La réaction de Viganò est un copier-coller de celle de l'archevêque Marcel Lefebvre, qu'il évoque explicitement : "Il y a cinquante ans, dans ce même Palais du Saint-Office, l'archevêque Marcel Lefebvre a été convoqué et accusé de schisme pour avoir rejeté Vatican II. Sa défense est la mienne, ses paroles sont les miennes, ses arguments sont les miens, devant lesquels les Autorités romaines ne pouvaient le condamner pour hérésie, devant attendre qu'il consacre des évêques pour avoir le prétexte de le déclarer schismatique et de révoquer son excommunication alors qu'il était déjà mort". Une position qui conduirait inévitablement à l'excommunication.

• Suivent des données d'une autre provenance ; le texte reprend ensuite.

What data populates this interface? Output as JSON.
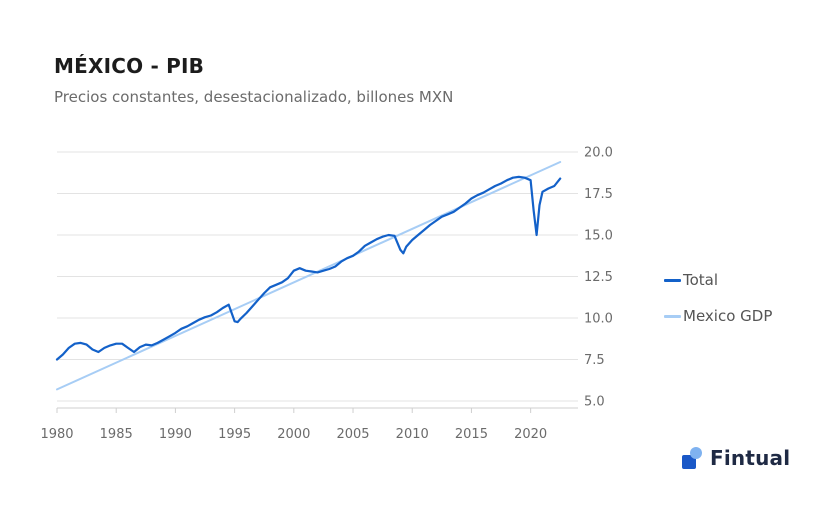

Et la Fraternité Saint-Pie X, fondée par Mgr Lefebvre lui-même, fait également parler d'elle, après que le supérieur du district de France, l'abbé Benoît de Jorna, a commencé à mettre en garde contre de nouvelles consécrations épiscopales. Dans sa Lettre aux Amis et Bienfaiteurs, publiée le 19 juin, l'abbé de Jorna écrit en effet : "Le 30 juin 1988, Mgr Lefebvre a opéré une 'opération-over' sur la Tradition catholique en consacrant quatre évêques auxiliaires. Ces évêques, assez jeunes à l'époque, le sont évidemment moins trente-six ans plus tard. La situation de l'Eglise ne s'étant pas améliorée depuis 1988, il est devenu nécessaire d'envisager de leur donner des assistants, qui deviendront un jour leurs remplaçants. Lorsque le Supérieur général annoncera cette décision, on peut s'attendre à une explosion médiatique contre les " fondamentalistes ", les " rebelles ", les " schismatiques ", les " désobéissants ", etc. Nous devrons alors faire face à des contradictions, des insultes, du mépris, du rejet, peut-être même des ruptures avec nos proches".

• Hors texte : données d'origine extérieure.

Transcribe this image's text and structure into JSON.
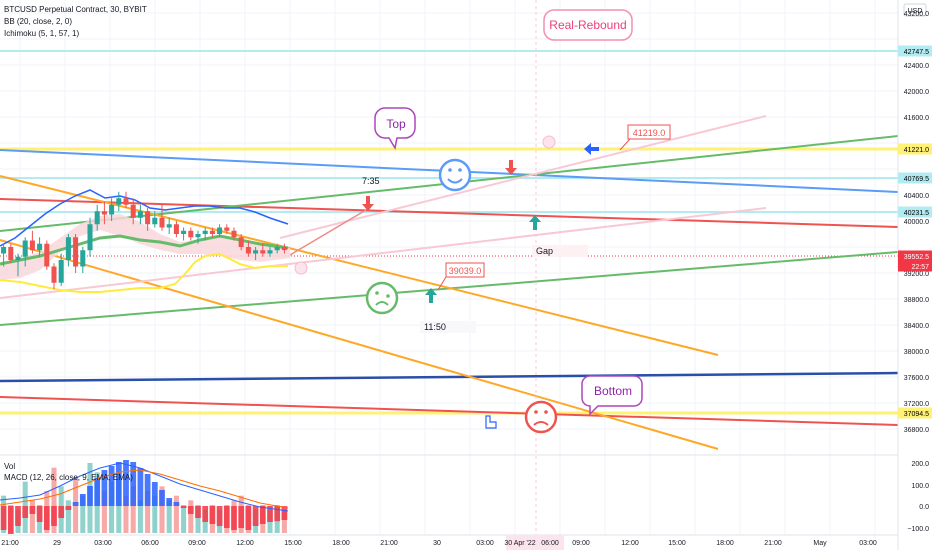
{
  "header": {
    "symbol_line": "BTCUSD Perpetual Contract, 30, BYBIT",
    "bb_line": "BB (20, close, 2, 0)",
    "ichimoku_line": "Ichimoku (5, 1, 57, 1)",
    "vol_label": "Vol",
    "macd_label": "MACD (12, 26, close, 9, EMA, EMA)"
  },
  "currency": "USD",
  "price_axis": {
    "ticks": [
      "43200.0",
      "42400.0",
      "42000.0",
      "41600.0",
      "40400.0",
      "40000.0",
      "39200.0",
      "38800.0",
      "38400.0",
      "38000.0",
      "37600.0",
      "37200.0",
      "36800.0"
    ]
  },
  "price_tags": [
    {
      "text": "42747.5",
      "bg": "#b2ebf2",
      "fg": "#000000"
    },
    {
      "text": "41221.0",
      "bg": "#fff176",
      "fg": "#000000"
    },
    {
      "text": "40769.5",
      "bg": "#b2ebf2",
      "fg": "#000000"
    },
    {
      "text": "40231.5",
      "bg": "#b2ebf2",
      "fg": "#000000"
    },
    {
      "text": "39552.5",
      "bg": "#f23645",
      "fg": "#ffffff"
    },
    {
      "text": "22:57",
      "bg": "#f23645",
      "fg": "#ffffff"
    },
    {
      "text": "37094.5",
      "bg": "#fff176",
      "fg": "#000000"
    }
  ],
  "macd_axis": {
    "ticks": [
      "200.0",
      "100.0",
      "0.0",
      "−100.0"
    ]
  },
  "time_axis": {
    "ticks": [
      "21:00",
      "29",
      "03:00",
      "06:00",
      "09:00",
      "12:00",
      "15:00",
      "18:00",
      "21:00",
      "30",
      "03:00",
      "30 Apr '22",
      "06:00",
      "09:00",
      "12:00",
      "15:00",
      "18:00",
      "21:00",
      "May",
      "03:00"
    ]
  },
  "annotations": {
    "real_rebound": "Real-Rebound",
    "top": "Top",
    "bottom": "Bottom",
    "callout_41219": "41219.0",
    "callout_39039": "39039.0",
    "time_735": "7:35",
    "time_1150": "11:50",
    "gap": "Gap"
  },
  "colors": {
    "up": "#26a69a",
    "down": "#ef5350",
    "yellow_line": "#fff176",
    "cyan_line": "#b2ebf2",
    "orange": "#ffa726",
    "green": "#66bb6a",
    "red": "#ef5350",
    "blue": "#5b9cf6",
    "navy": "#2a4fa8",
    "pink": "#f8c8d4"
  },
  "chart_data": {
    "type": "candlestick",
    "ylim": [
      36400,
      43400
    ],
    "horizontal_levels": [
      42747.5,
      41221.0,
      40769.5,
      40231.5,
      37094.5
    ],
    "last_price": 39552.5,
    "candles": [
      {
        "o": 39500,
        "h": 39650,
        "l": 39300,
        "c": 39600
      },
      {
        "o": 39600,
        "h": 39650,
        "l": 39350,
        "c": 39400
      },
      {
        "o": 39400,
        "h": 39500,
        "l": 39150,
        "c": 39450
      },
      {
        "o": 39450,
        "h": 39750,
        "l": 39300,
        "c": 39700
      },
      {
        "o": 39700,
        "h": 39850,
        "l": 39500,
        "c": 39550
      },
      {
        "o": 39550,
        "h": 39750,
        "l": 39450,
        "c": 39650
      },
      {
        "o": 39650,
        "h": 39700,
        "l": 39250,
        "c": 39300
      },
      {
        "o": 39300,
        "h": 39350,
        "l": 38950,
        "c": 39050
      },
      {
        "o": 39050,
        "h": 39500,
        "l": 39000,
        "c": 39400
      },
      {
        "o": 39400,
        "h": 39800,
        "l": 39300,
        "c": 39750
      },
      {
        "o": 39750,
        "h": 39800,
        "l": 39200,
        "c": 39300
      },
      {
        "o": 39300,
        "h": 39600,
        "l": 39200,
        "c": 39550
      },
      {
        "o": 39550,
        "h": 40050,
        "l": 39450,
        "c": 39950
      },
      {
        "o": 39950,
        "h": 40250,
        "l": 39850,
        "c": 40150
      },
      {
        "o": 40150,
        "h": 40300,
        "l": 39950,
        "c": 40100
      },
      {
        "o": 40100,
        "h": 40350,
        "l": 40000,
        "c": 40250
      },
      {
        "o": 40250,
        "h": 40450,
        "l": 40150,
        "c": 40350
      },
      {
        "o": 40350,
        "h": 40450,
        "l": 40200,
        "c": 40250
      },
      {
        "o": 40250,
        "h": 40350,
        "l": 39950,
        "c": 40050
      },
      {
        "o": 40050,
        "h": 40250,
        "l": 39950,
        "c": 40150
      },
      {
        "o": 40150,
        "h": 40200,
        "l": 39850,
        "c": 39950
      },
      {
        "o": 39950,
        "h": 40150,
        "l": 39900,
        "c": 40050
      },
      {
        "o": 40050,
        "h": 40250,
        "l": 39850,
        "c": 39900
      },
      {
        "o": 39900,
        "h": 40050,
        "l": 39800,
        "c": 39950
      },
      {
        "o": 39950,
        "h": 40000,
        "l": 39750,
        "c": 39800
      },
      {
        "o": 39800,
        "h": 39900,
        "l": 39700,
        "c": 39850
      },
      {
        "o": 39850,
        "h": 39900,
        "l": 39700,
        "c": 39750
      },
      {
        "o": 39750,
        "h": 39850,
        "l": 39650,
        "c": 39800
      },
      {
        "o": 39800,
        "h": 39900,
        "l": 39700,
        "c": 39850
      },
      {
        "o": 39850,
        "h": 39900,
        "l": 39750,
        "c": 39800
      },
      {
        "o": 39800,
        "h": 39950,
        "l": 39750,
        "c": 39900
      },
      {
        "o": 39900,
        "h": 39950,
        "l": 39800,
        "c": 39850
      },
      {
        "o": 39850,
        "h": 39900,
        "l": 39700,
        "c": 39750
      },
      {
        "o": 39750,
        "h": 39800,
        "l": 39550,
        "c": 39600
      },
      {
        "o": 39600,
        "h": 39700,
        "l": 39450,
        "c": 39500
      },
      {
        "o": 39500,
        "h": 39600,
        "l": 39400,
        "c": 39550
      },
      {
        "o": 39550,
        "h": 39650,
        "l": 39450,
        "c": 39500
      },
      {
        "o": 39500,
        "h": 39600,
        "l": 39450,
        "c": 39550
      },
      {
        "o": 39550,
        "h": 39650,
        "l": 39500,
        "c": 39600
      },
      {
        "o": 39600,
        "h": 39650,
        "l": 39500,
        "c": 39552.5
      }
    ],
    "volume": [
      40,
      30,
      25,
      55,
      35,
      30,
      45,
      70,
      50,
      35,
      60,
      40,
      75,
      65,
      45,
      55,
      60,
      40,
      50,
      35,
      45,
      40,
      50,
      35,
      40,
      30,
      35,
      30,
      25,
      30,
      25,
      30,
      35,
      40,
      30,
      25,
      30,
      25,
      30,
      25
    ],
    "macd_hist": [
      -60,
      -70,
      -50,
      -30,
      -20,
      -40,
      -60,
      -50,
      -30,
      -10,
      10,
      30,
      50,
      70,
      90,
      100,
      110,
      115,
      110,
      95,
      80,
      60,
      40,
      20,
      10,
      -5,
      -20,
      -30,
      -40,
      -45,
      -50,
      -55,
      -60,
      -55,
      -60,
      -50,
      -45,
      -40,
      -38,
      -35
    ]
  }
}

De Jorna n'est pas un " prêtre ordinaire " de la FSSPX. Ordonné en 1984 par Mgr Lefebvre, il est nommé supérieur du district de France, puis devient, en 1996, recteur du séminaire d'Écône, poste qu'il occupera pendant plus de vingt ans ; en 2018, il redevient supérieur du district de France, le plus important avec celui des États-Unis, en remplacement de l'abbé Christian Bouchacourt, nommé entre-temps conseiller général de la FSSPX.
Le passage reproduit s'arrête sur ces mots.